8 タイプ別管理費方式が合理的制度であること
本件マンションにおけるタイプ別管理費方式が、①原始規約設定時の状況からしても、②平成18年当時の規約改定時の状況からしても、③現在、現実に支出されている費用を前提に、各費用の性質、使用実態、必要な維持管理費用等を考慮しても、さらには、前述のとおり、④住戸と店舗との用途分類に照らした現行の長期修繕計画における修繕費用の割合からしても、合理的制度であることは、控訴理由書31頁以下及び本準備書面3頁以下で詳述したとおりである。
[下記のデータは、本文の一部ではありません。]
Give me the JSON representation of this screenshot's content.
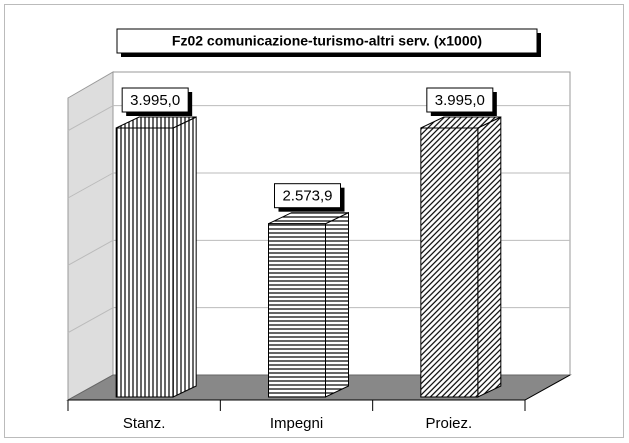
{
  "chart_data": {
    "type": "bar3d",
    "title": "Fz02 comunicazione-turismo-altri serv. (x1000)",
    "categories": [
      "Stanz.",
      "Impegni",
      "Proiez."
    ],
    "values": [
      3995.0,
      2573.9,
      3995.0
    ],
    "value_labels": [
      "3.995,0",
      "2.573,9",
      "3.995,0"
    ],
    "ylim": [
      0,
      4500
    ],
    "yticks": [
      0,
      1000,
      2000,
      3000,
      4000
    ],
    "grid": true
  }
}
また、控訴人らは、本件マンションの実態について異なる旨を縷々主張しているが、控訴人らの根拠のない憶測、あるいは事実誤認に基づくものに過ぎない。
なお、控訴人らは、管理費について「格差の根拠が存在しない、あるいはなくなったことが判明すれば、その時点で店舗を交えて真摯に話し合い、負担割合を見直すべき」などと主張しているが(控訴答弁書10頁)、被控訴人こそが用意をした話し合いの場(検討委員会)を反故にし、唐突に裁判手続きを利用し、憶測や誤解に基づく一方的な主張を述べていることは、これまで述べた通りである。
第4 権利濫用について
控訴人らの請求が、信義則違反または権利濫用として認められるべきでないことは、控訴理由書48頁以下で詳述したとおりである。
控訴人らは、この期に及んでもなお、住戸と店舗との間の管理費等の金額の違いについて、認識を持つ機会はなかったなどと主張しているが(控訴答弁書12頁)、控訴理由書で述べた通り、控訴人が店舗の区分所有権を取得した時期はそれぞれ異なるものの、取得後、その違いについての正確な倍率の数値は別としても、住戸と店舗とで管理費等の金額に違いがあることを認識したうえで、管理費等を支払い、各総会の決議に賛成し、それに基づいて管理費等の支払いを継続してきたことは明らかである。